Now it’s coming back to Broadway for the first time in 25 years — and for the first time ever, the production will showcase nine brilliant actors in these two iconic roles, each for four weeks only. Brian Dennehy, Mia Farrow, Carol Burnett, Alan Alda, and Martin Sheen are just a few of the names who will perform in Love Letters, which begins performances September 13 at the Brooks Atkinson Theatre.

“It’s a play that constantly surprises me,” says the prolific Gurney (Sylvia, The Cocktail Hour), who has lost track of how many times he has seen it. Part of that surprise comes from the flexibility of the roles, which have been played by a wide variety of actors. But the biggest surprise for him at first was that Love Letters was a play at all. Gurney originally took what he thought of as his “quasi-contemporary epistolary novel” and submitted it to The New Yorker to see if the magazine would publish an excerpt. “Within a week, they got back to me and said, ‘We don’t publish plays.’ It was only then that I started to think it might be a play.”

And once Gurney conceived of his letters as a play, he never looked back. The show was quickly mounted Off-Broadway—playing on Sundays in a theatre that was housing another of Gurney’s plays the rest of the week—and then it quickly transferred to Broadway. And before long it was a finalist for the Pulitzer Prize for drama. Not a bad run for an “accidental” play.

That trend of bringing in notable actors will continue in the new production. Dennehy and Farrow will take on the roles first, and then Farrow will be replaced by Carol Burnett. Among those scheduled to join the cast later are Candice Bergen, Alan Alda, Diana Rigg, Stacy Keach, Anjelica Huston, and Martin Sheen. Gurney, who has also directed productions of the play, takes pride in the versatility of these performers. “I’ve discovered that the actors can be very, very different and still very effective,” he says, as long as the two leads are roughly the same age.
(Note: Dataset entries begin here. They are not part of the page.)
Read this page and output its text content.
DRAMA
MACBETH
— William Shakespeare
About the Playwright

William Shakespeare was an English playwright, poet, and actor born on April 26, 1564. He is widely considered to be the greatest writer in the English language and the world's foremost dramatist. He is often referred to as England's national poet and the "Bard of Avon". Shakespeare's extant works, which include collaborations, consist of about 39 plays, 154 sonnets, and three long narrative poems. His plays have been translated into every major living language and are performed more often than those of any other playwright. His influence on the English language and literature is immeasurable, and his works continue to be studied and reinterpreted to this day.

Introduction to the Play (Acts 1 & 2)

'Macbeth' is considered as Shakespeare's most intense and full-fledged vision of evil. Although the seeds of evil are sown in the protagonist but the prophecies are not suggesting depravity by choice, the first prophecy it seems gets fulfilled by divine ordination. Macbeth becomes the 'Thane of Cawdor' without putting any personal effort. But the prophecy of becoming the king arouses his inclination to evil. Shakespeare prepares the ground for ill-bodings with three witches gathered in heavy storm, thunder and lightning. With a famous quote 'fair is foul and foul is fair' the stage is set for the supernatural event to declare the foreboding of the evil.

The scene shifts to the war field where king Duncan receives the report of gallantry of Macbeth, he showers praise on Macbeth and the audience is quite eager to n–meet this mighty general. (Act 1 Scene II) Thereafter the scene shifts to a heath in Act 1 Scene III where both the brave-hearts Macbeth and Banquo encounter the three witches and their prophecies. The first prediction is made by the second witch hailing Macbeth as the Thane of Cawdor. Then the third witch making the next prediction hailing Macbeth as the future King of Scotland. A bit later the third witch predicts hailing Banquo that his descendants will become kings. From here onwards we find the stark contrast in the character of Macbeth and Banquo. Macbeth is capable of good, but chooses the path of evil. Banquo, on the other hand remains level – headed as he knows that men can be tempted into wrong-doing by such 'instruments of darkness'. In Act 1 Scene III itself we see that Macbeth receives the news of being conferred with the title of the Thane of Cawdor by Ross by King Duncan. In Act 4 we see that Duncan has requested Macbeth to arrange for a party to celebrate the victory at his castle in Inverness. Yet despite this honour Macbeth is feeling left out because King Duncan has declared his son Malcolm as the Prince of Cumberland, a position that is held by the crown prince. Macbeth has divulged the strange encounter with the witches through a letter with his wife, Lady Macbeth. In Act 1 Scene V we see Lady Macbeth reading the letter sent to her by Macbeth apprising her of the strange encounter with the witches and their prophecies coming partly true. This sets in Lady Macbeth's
With so many terrific performers coming and going, director Gregory Mosher is making a point of not imposing an eye-catching concept on the piece. “The concept is that it’s two great actors and Pete’s great script, and I’m going to listen,” he says. (Gurney is known throughout the theater world as “Pete.”) “My goal is that afterward, my friends will say, ‘Now, what was it that you did?’”
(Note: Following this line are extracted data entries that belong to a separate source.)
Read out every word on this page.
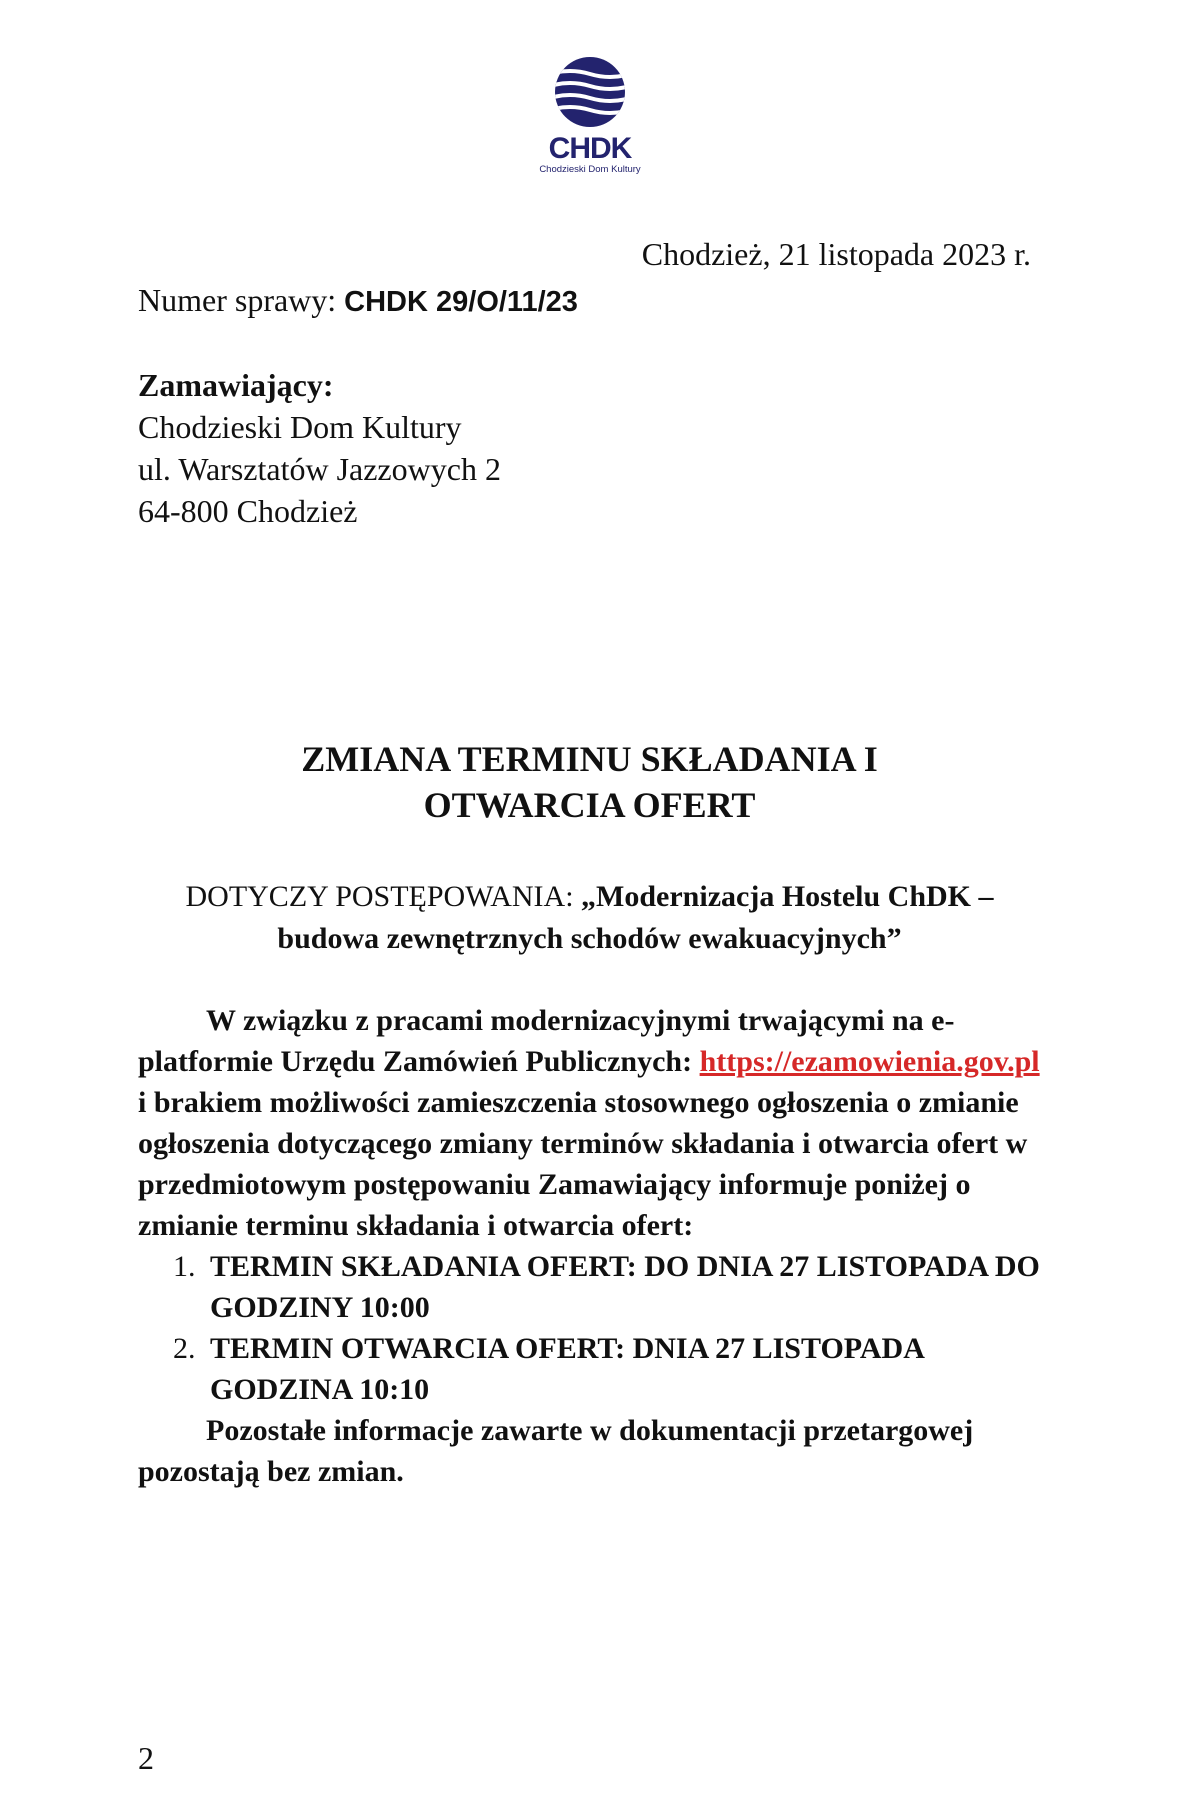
CHDK
Chodzieski Dom Kultury
Chodzież, 21 listopada 2023 r.
Numer sprawy: CHDK 29/O/11/23
Zamawiający:
Chodzieski Dom Kultury
ul. Warsztatów Jazzowych 2
64-800 Chodzież
ZMIANA TERMINU SKŁADANIA I
OTWARCIA OFERT
DOTYCZY POSTĘPOWANIA: „Modernizacja Hostelu ChDK – budowa zewnętrznych schodów ewakuacyjnych”

W związku z pracami modernizacyjnymi trwającymi na e-platformie Urzędu Zamówień Publicznych: https://ezamowienia.gov.pl i brakiem możliwości zamieszczenia stosownego ogłoszenia o zmianie ogłoszenia dotyczącego zmiany terminów składania i otwarcia ofert w przedmiotowym postępowaniu Zamawiający informuje poniżej o zmianie terminu składania i otwarcia ofert:

1. TERMIN SKŁADANIA OFERT: DO DNIA 27 LISTOPADA DO GODZINY 10:00
2. TERMIN OTWARCIA OFERT: DNIA 27 LISTOPADA GODZINA 10:10

Pozostałe informacje zawarte w dokumentacji przetargowej pozostają bez zmian.

2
Mosher, who has directed such hard-hitting works as Glengarry Glen Ross and That Championship Season on Broadway, says he is enjoying the shift to showing audiences the emotional and moving journey told through decades of Melissa and Andrew’s letters.

“Take the idea of ‘Jack loves Jill, but Jill doesn’t love Jack,’” Mosher explains. “Chekhov wrote that to the hilt, and so have a lot of other people. But this is ‘Jack loves Jill, and Jill also loves Jack, but they just can’t work it out.’ That feels very real to me, and it’s something that no other playwright has ever done as well as Pete has here.”